NEW YORK—When I saw Microsoft’s new Surface tablet, after momentarily admiring its keyboard built into its cover, it hit me: that’s a laptop, only with a flappy keyboard and a touchscreen.
This seems to be the trend with tablets, though. We want them to have keyboards. So all we’ve really done is created touchscreen notebooks with thin keyboards, that are as expensive as high-end computers, and that have a fraction of the power.
But with that said, I think the folks at HP are onto something with the new ENVY x2, available in December. Rather than create a tablet that’s a notebook, they’ve created a notebook that’s a tablet.
The difference is in the software.
Now, as some background, the Windows Surface tablet runs on Windows RT, the dumbed-down tablet version of Windows 8 that can’t run most Windows programs and can only pull from the limited Windows app store. Don’t confuse that with the HP ENVY x2, which runs full Windows 8. You still don’t have access to the overflowing app stores of Apple or Android, but you do have access the abundance of Windows software.
I had the pleasure of using one of these little machines at HP’s unveiling cocktail party in New York City. It was at the swanky Terminal 5 club on Oct. 24, with aerial dancers and a live performance from Far East Movement. But while girls were dancing overhead on long pieces of white cloth, nerds like me were on the side staring at the computers.
The HP ENVY x2 notebooks look very similar to the Macbook Air—black keys on its full-sized keyboard, thin and sleek, and with all the USB ports and slots you'd expect from a small notebook. It has a smooth casing of aluminum and black magnesium. It’s trackpad has a responsive grip to it, created by a fine-tuned texture of tiny circles. The touchscreen’s magnetic connectors easily detach and it makes a nice tablet by itself.
HP didn’t skimp on the features either. The ENVY x2 has an 11.6-inch HD display, Beats Audio with dual speakers, a 1080p HD front-facing camera, and an 8 megapixel rear-facing camera.

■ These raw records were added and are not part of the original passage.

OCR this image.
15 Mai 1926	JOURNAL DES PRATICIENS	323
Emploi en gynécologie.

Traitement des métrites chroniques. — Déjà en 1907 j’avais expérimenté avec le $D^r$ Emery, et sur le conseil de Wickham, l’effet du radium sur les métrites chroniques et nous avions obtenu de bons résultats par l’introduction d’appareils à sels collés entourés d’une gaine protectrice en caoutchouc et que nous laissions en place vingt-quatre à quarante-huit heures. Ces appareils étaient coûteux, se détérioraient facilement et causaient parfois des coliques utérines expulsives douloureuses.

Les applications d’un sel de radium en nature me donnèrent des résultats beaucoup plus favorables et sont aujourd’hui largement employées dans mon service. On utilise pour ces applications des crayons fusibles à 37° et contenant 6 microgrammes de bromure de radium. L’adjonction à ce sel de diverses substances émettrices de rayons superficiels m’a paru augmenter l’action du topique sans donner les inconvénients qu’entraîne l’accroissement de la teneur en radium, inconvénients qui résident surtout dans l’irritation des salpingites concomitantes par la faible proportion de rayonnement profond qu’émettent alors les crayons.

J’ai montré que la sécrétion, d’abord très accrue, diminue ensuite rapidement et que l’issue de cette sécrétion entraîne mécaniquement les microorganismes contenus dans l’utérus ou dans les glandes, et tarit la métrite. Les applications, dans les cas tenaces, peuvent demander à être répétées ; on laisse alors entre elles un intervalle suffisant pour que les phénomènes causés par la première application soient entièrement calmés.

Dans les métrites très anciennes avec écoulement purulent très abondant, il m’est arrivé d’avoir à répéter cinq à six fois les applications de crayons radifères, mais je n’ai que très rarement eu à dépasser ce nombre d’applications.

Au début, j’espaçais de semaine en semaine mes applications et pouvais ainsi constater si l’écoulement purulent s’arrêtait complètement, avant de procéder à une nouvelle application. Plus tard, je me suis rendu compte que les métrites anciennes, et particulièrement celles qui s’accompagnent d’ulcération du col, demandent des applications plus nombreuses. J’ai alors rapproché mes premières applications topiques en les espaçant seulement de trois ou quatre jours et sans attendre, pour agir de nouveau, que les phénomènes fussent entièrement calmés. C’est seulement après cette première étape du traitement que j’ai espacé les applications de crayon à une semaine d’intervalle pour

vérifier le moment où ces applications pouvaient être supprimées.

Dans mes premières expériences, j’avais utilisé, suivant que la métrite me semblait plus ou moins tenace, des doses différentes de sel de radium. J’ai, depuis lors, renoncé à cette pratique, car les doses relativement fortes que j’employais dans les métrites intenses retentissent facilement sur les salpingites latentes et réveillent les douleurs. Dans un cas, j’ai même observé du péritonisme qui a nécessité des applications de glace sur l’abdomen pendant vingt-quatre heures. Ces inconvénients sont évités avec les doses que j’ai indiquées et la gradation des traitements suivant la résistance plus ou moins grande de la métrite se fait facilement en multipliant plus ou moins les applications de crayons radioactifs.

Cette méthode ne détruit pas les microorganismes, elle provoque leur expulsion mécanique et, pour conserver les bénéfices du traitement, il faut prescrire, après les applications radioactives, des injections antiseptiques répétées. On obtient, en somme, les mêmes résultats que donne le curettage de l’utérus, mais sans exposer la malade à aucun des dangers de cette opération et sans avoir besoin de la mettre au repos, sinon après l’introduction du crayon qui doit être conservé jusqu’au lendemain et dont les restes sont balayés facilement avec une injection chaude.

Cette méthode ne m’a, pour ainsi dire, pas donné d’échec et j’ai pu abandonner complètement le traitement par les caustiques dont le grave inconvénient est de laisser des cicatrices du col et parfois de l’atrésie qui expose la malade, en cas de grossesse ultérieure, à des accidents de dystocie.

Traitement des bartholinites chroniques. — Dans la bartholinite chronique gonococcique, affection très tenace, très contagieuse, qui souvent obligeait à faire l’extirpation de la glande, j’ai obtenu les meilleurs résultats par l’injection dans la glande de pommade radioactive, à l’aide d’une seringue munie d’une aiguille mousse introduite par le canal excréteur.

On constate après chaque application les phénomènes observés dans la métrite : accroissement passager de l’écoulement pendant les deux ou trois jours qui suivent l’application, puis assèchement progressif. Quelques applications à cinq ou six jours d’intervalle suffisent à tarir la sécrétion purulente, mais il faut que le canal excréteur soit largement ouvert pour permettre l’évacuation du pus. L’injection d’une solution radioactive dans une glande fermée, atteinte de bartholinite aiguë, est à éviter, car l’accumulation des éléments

It has an 1.8 GHz dual core Intel Atom processor, 2GB of RAM to start, and Intel graphics acceleration. The only downside is the small 64GB of storage space available on its eMMC SSD hard drive, so you may consider using an external storage drive for saving photos or other large files.
Having a full-powered notebook that converts into a tablet has its benefits though. It means you don’t need to have both a tablet and a notebook, and you don’t need to transfer files from one to the other when you want to work.
Yes, there have been notebook-tablet hybrids before, but they didn’t have what the ENVY x2 has. Let me explain.
The problem with having notebook-tablet hybrids before was the interface. Do you give it Windows? How about Android or iOS? Basically, you could either have an OS meant for tablets, or an OS meant for notebooks.
HP gets around this with Windows 8. The operating system introduces a new interface that bridges the gap between PCs and tablets—namely, with its layouts.
There are a few different desktop layouts in Windows 8. One (best for tablets) is filled with tiny images and logos and if you tap on them, they bring you to the desired app. You can swipe between different libraries of your applications, or zoom out to get a meta-view of all the stuff you’ve installed.
The other layout is the traditional Windows desktop, with all the familiar features. You can seamlessly switch between the workspaces.
So, with that said, the HP ENVY x2 is both a fine notebook and a fine tablet, and with Windows 8 at its core, I say with confidence that it will be the first to successfully bridge the laptop-tablet gap.